Considerações acerca do editorial publicado pelo jornal Folha de S. Paulo intitulado “Déficit de ousadia”.

Autor
Lindbergh Farias (PT - Partido dos Trabalhadores/RJ)
Nome completo: Luiz Lindbergh Farias Filho
Casa
Senado Federal
Tipo
Discurso
Resumo por assunto
GOVERNO FEDERAL, ATUAÇÃO.:
  • Considerações acerca do editorial publicado pelo jornal Folha de S. Paulo intitulado “Déficit de ousadia”.
Publicação
Publicação no DSF de 24/05/2012 - Página 20878
Assunto
Outros > GOVERNO FEDERAL, ATUAÇÃO.
Indexação
  • COMENTARIO, ARTIGO DE IMPRENSA, JORNAL, FOLHA DE S.PAULO, ESTADO DE SÃO PAULO (SP), CRITICA, ATUAÇÃO, GOVERNO, ASSUNTO, MEDIDA DE CONTROLE, ECONOMIA, REGISTRO, ORADOR, APOIO, GOVERNO FEDERAL, RELAÇÃO, REDUÇÃO, JUROS, AUMENTO, INVESTIMENTO, UNIVERSIDADE, FATO GERADOR, CRESCIMENTO, GASTOS PUBLICOS.

            O SR. LINDBERGH FARIAS (Bloco/PT - RJ. Pronuncia o seguinte discurso. Sem revisão do orador.) - Srª Presidente, Srs. Senadores, Srªs Senadoras, ontem, o Ministro Guido Mantega veio à Comissão de Assuntos Econômicos falar sobre o Brasil e a crise econômica internacional.

            Hoje, subo a esta tribuna para falar de um editorial do jornal Folha de S. Paulo sobre o anúncio das novas medidas do Ministro Guido Mantega. O título do editorial é: “Déficit de ousadia”. Primeiro, devo parabenizar o debate e a publicação do editorial pelo jornal. Acho que este é o momento de o Brasil parar para discutir o seu futuro: como nós temos que atuar frente ao agravamento dessa crise econômica internacional? Tenho pontos em convergência com o editorial, mas tenho pontos divergentes. E eu queria expressar - acho esse um bom debate -, primeiro, a começar pelo título: “Déficit de ousadia”.

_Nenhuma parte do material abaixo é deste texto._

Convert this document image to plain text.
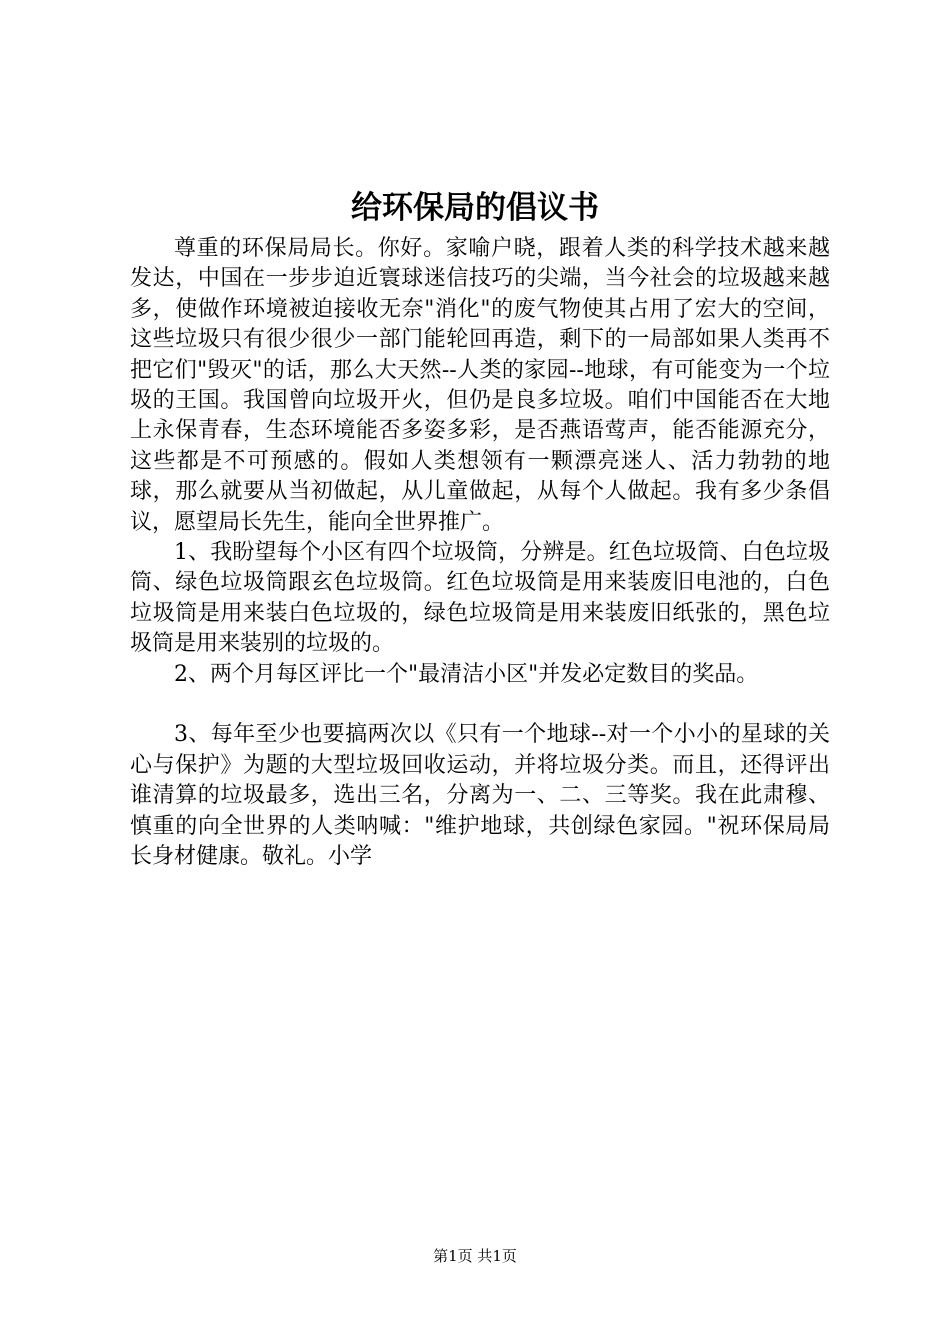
给环保局的倡议书

尊重的环保局局长。你好。家喻户晓，跟着人类的科学技术越来越发达，中国在一步步迫近寰球迷信技巧的尖端，当今社会的垃圾越来越多，使做作环境被迫接收无奈"消化"的废气物使其占用了宏大的空间，这些垃圾只有很少很少一部门能轮回再造，剩下的一局部如果人类再不把它们"毁灭"的话，那么大天然--人类的家园--地球，有可能变为一个垃圾的王国。我国曾向垃圾开火，但仍是良多垃圾。咱们中国能否在大地上永保青春，生态环境能否多姿多彩，是否燕语莺声，能否能源充分，这些都是不可预感的。假如人类想领有一颗漂亮迷人、活力勃勃的地球，那么就要从当初做起，从儿童做起，从每个人做起。我有多少条倡议，愿望局长先生，能向全世界推广。

1、我盼望每个小区有四个垃圾筒，分辨是。红色垃圾筒、白色垃圾筒、绿色垃圾筒跟玄色垃圾筒。红色垃圾筒是用来装废旧电池的，白色垃圾筒是用来装白色垃圾的，绿色垃圾筒是用来装废旧纸张的，黑色垃圾筒是用来装别的垃圾的。

2、两个月每区评比一个"最清洁小区"并发必定数目的奖品。

3、每年至少也要搞两次以《只有一个地球--对一个小小的星球的关心与保护》为题的大型垃圾回收运动，并将垃圾分类。而且，还得评出谁清算的垃圾最多，选出三名，分离为一、二、三等奖。我在此肃穆、慎重的向全世界的人类呐喊："维护地球，共创绿色家园。"祝环保局局长身材健康。敬礼。小学

第1页 共1页
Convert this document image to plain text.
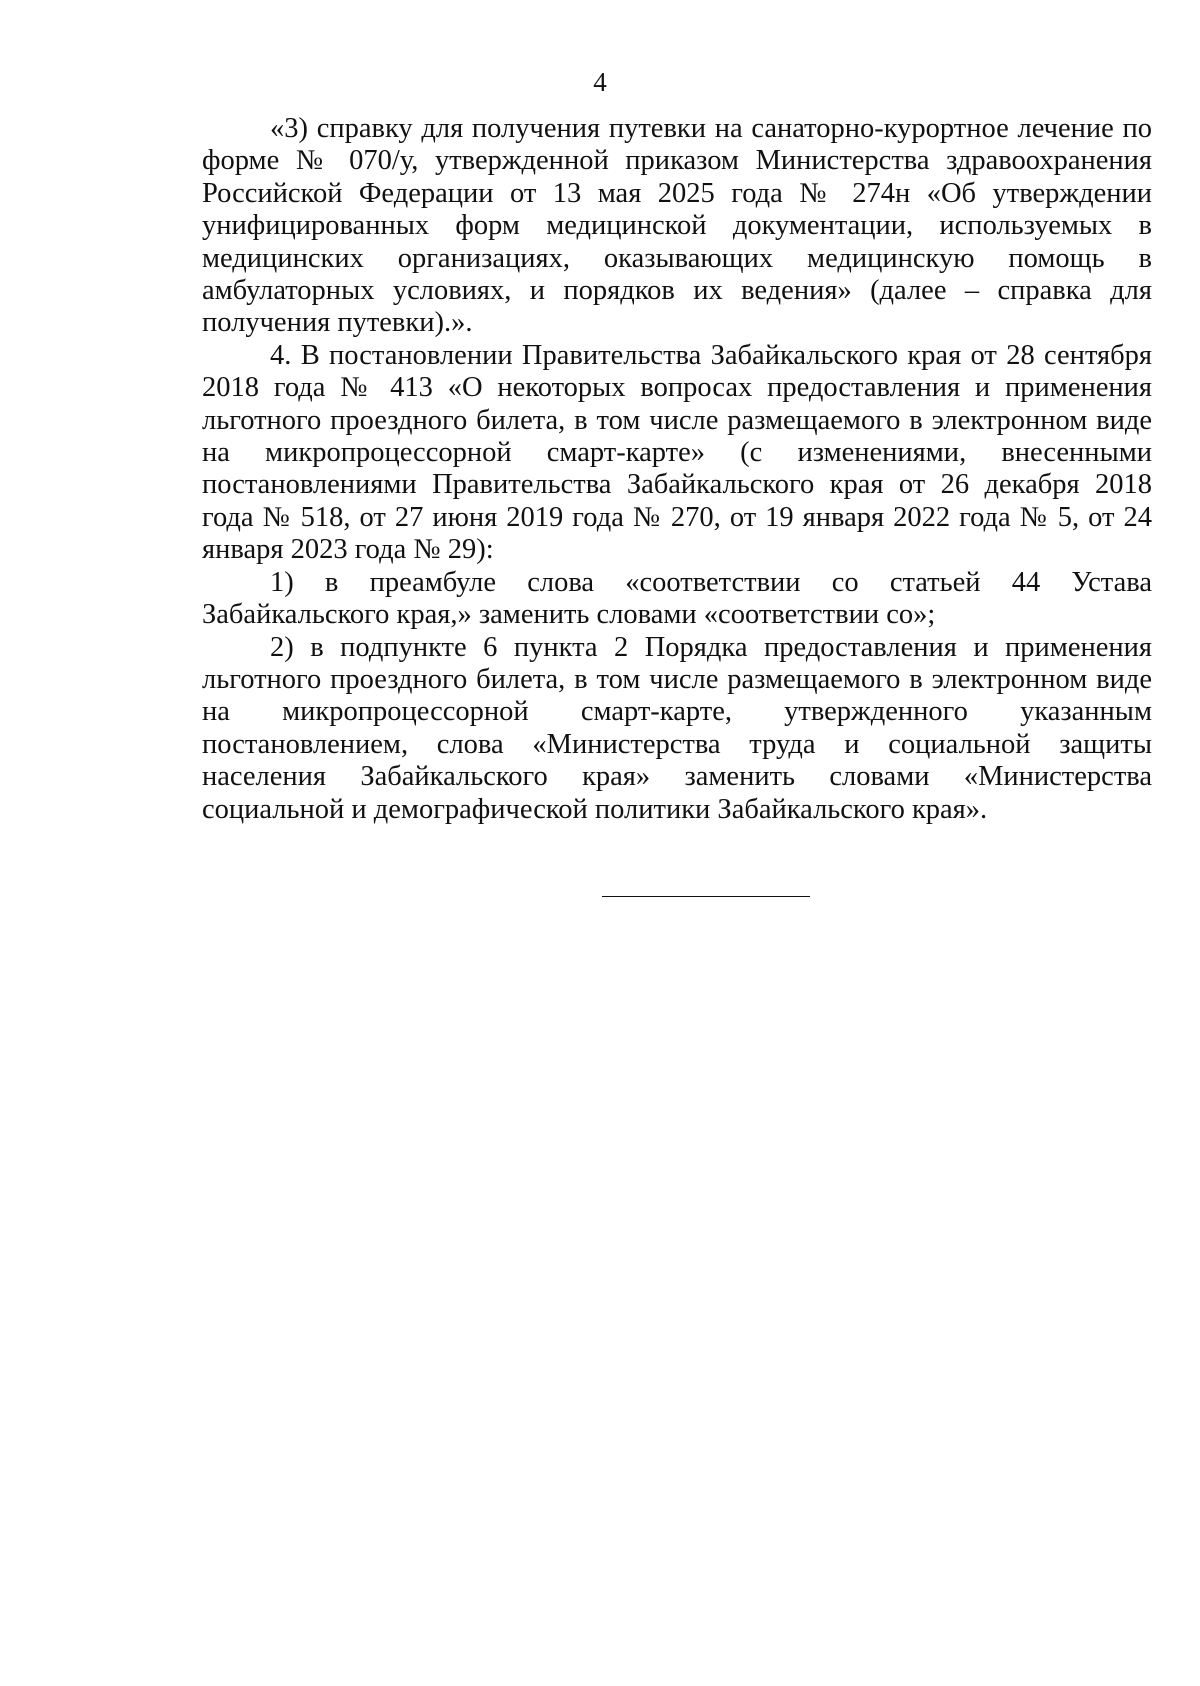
4

«3) справку для получения путевки на санаторно-курортное лечение по форме № 070/у, утвержденной приказом Министерства здравоохранения Российской Федерации от 13 мая 2025 года № 274н «Об утверждении унифицированных форм медицинской документации, используемых в медицинских организациях, оказывающих медицинскую помощь в амбулаторных условиях, и порядков их ведения» (далее – справка для получения путевки).».

4. В постановлении Правительства Забайкальского края от 28 сентября 2018 года № 413 «О некоторых вопросах предоставления и применения льготного проездного билета, в том числе размещаемого в электронном виде на микропроцессорной смарт-карте» (с изменениями, внесенными постановлениями Правительства Забайкальского края от 26 декабря 2018 года № 518, от 27 июня 2019 года № 270, от 19 января 2022 года № 5, от 24 января 2023 года № 29):

1) в преамбуле слова «соответствии со статьей 44 Устава Забайкальского края,» заменить словами «соответствии со»;

2) в подпункте 6 пункта 2 Порядка предоставления и применения льготного проездного билета, в том числе размещаемого в электронном виде на микропроцессорной смарт-карте, утвержденного указанным постановлением, слова «Министерства труда и социальной защиты населения Забайкальского края» заменить словами «Министерства социальной и демографической политики Забайкальского края».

            O editorial do jornal Folha de S.Paulo diz:

O repertório do Ministro da Fazenda, Guido Mantega, parece esgotar-se na receita já aplicada pelo Presidente Luiz Inácio Lula da Silva, em 2008: corte de imposto para a indústria automobilística, na esperança de ver os preços baixarem, e medidas para baratear o crédito, sobretudo para compra de automóveis, mas também de máquinas e equipamentos.

            Ora, isso é olhar a árvore e não a floresta. Há um conjunto de medidas sendo tomadas pela nossa Presidente da República.

            Ontem, em pronunciamento, citei um artigo do Prof. Bresser-Pereira: “A Estadista em Construção”. Pois bem. Quero começar respondendo ao déficit de ousadia, perguntando aos senhores e senhoras. Há um conjunto de medidas tomadas pelo Governo que passam longe da falta de ousadia, como a discussão das taxas de juros, por exemplo, a coragem e a firmeza da Presidente Dilma, nesse debate, de mudar toda uma lógica que existia neste País durante muito, muito tempo. E não foi só em relação à poupança que a Presidente teve firmeza, coragem de enfrentar o custo político de levar esse debate em relação à poupança para a sociedade, mas o debate dos spreads bancários. E nós sabemos o quanto é complicada a operação que a Presidente está conduzindo para fazer com que os bancos privados e públicos baixem as suas taxas de juros.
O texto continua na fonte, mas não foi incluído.